Killer Facts: The scale of the global arms trade

Even though the Arms Trade Treaty has been in place for four years, global arms trade is still on the rise. As world leaders meet to discuss the treaty, we must remind them that there is still work to do. 

After more than 20 years of campaigning by Amnesty International and partner NGOs in the Control Arms Coalition, the UN General Assembly voted decisively to adopt the Arms Trade Treaty (ATT) text in April 2013. The treaty entered into force on 24 December 2014.

The ATT is a global treaty that sets out, for the first time, prohibitions to stop the international transfer between states of weapons, munitions and related items when it is known they would be used to commit or facilitate genocide, crimes against humanity, or war crimes. Every year, an assessment is conducted to analyze the ‘overriding’ risk that potential arms exports could contribute to serious violations of international human rights and humanitarian law.

However, despite their commitment to regulating irresponsible arms trade, many key states parties continue to sell arms to governments that commit serious human rights abuses. Data collected by Stockholm International Peace Research Institute (SIPRI) shows that the the global arms trade industry is continuing to supply weapons into some of the most deadly armed conflicts. 

Global spending on arms

  • The world spent $1.69 trillion on the military in 2016, just over 2% of global GDP.
  • The top 100 arms companies have sold over 5 trillion dollars’ worth of arms since 2002.

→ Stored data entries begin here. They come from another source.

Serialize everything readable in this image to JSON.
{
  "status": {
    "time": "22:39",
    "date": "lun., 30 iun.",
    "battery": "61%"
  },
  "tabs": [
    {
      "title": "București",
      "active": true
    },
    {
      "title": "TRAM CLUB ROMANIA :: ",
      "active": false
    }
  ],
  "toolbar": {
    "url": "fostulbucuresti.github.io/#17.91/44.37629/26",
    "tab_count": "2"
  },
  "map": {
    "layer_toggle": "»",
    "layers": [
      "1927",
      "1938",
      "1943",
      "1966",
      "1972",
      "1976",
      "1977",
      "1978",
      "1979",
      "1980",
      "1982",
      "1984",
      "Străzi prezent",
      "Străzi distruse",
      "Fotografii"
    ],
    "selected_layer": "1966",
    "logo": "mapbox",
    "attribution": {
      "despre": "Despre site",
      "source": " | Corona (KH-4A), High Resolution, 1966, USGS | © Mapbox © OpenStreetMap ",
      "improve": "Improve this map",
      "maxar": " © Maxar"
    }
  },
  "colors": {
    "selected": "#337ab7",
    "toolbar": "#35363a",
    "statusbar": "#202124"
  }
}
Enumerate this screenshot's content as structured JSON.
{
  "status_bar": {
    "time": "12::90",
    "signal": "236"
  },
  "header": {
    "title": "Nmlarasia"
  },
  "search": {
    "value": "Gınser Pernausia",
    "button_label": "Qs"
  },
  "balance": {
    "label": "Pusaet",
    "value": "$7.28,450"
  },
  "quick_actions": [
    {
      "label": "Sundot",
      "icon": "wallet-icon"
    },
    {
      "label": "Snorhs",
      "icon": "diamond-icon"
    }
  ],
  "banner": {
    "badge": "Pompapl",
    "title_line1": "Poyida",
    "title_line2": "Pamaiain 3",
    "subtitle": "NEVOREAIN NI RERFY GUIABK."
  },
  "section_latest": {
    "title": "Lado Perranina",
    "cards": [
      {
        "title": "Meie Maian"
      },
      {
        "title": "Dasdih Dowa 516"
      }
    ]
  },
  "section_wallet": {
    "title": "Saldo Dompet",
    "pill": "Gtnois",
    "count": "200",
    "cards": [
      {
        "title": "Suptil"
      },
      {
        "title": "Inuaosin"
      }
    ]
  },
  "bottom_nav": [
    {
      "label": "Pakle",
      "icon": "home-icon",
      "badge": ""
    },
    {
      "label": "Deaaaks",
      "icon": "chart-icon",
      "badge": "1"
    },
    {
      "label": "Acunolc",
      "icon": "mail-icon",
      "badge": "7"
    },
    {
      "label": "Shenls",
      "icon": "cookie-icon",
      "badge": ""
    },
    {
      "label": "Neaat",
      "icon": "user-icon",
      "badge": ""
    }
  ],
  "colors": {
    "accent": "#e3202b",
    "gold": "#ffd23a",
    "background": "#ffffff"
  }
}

Global exports and imports of major conventional weapons

  • In the last five years, transfers of major conventional weapons reached their highest volume since the end of the Cold War.
  • China, France, Russia, the United Kingdom and the United States, the five permanent members of the UN Security Council, a body charged with the maintenance of international peace and security – are collectively responsible for over 70% of the arms trade.
  • The US and Russia are responsible for over half of all weapons exports globally.

Transfers to the Middle East

  • Over a quarter of global exports of major conventional weapons go to countries in the Middle East and North Africa region.
  • The US, the UK and France are responsible for around 70% of all exports of major conventional weapons to the Middle East.
  • In the last five years the Gulf states have massively increased their imports of major conventional weapons – Saudi Arabia has imported 212 % more than over the previous five years), with the United Arab Emirates up 63%, Qatar up 245% and Kuwait up 175%.

Saudi Arabia-Yemen

  • In May 2017, the US announced $110 billion worth of potential arms sales to Saudi Arabia – consolidating past and present negotiations.
  • The potential sales include $4.6 billion worth of guided air-to-ground munitions – a total of 104,000 bombs of the type that have been used routinely in the Yemen war.
  • The UK has approved exports of licences worth over £3.7 billion to Saudi Arabia since the beginning of the most recent conflict in Yemen.

Small Arms and Light Weapons

  • Eight million new small arms and up to 15 billion rounds of ammunition are manufactured each year.
  • The small arms trade is worth an estimated US$8.5 billion per year.
  • Two billion dollars’ worth of small arms ammunition transfers were reported to UN Comtrade in 2013; one billion dollars’ worth of pistols and revolvers were reported for the same period.


  • 2,238,326 people have died in armed conflicts since the end of the Cold War – with over 100,000 in 2016 (Uppsala conflict data program).
  • The aggregate economic and financial cost of violence in 2016 was estimated to be $14.3 trillion, or 12.6% of the global economy.[4]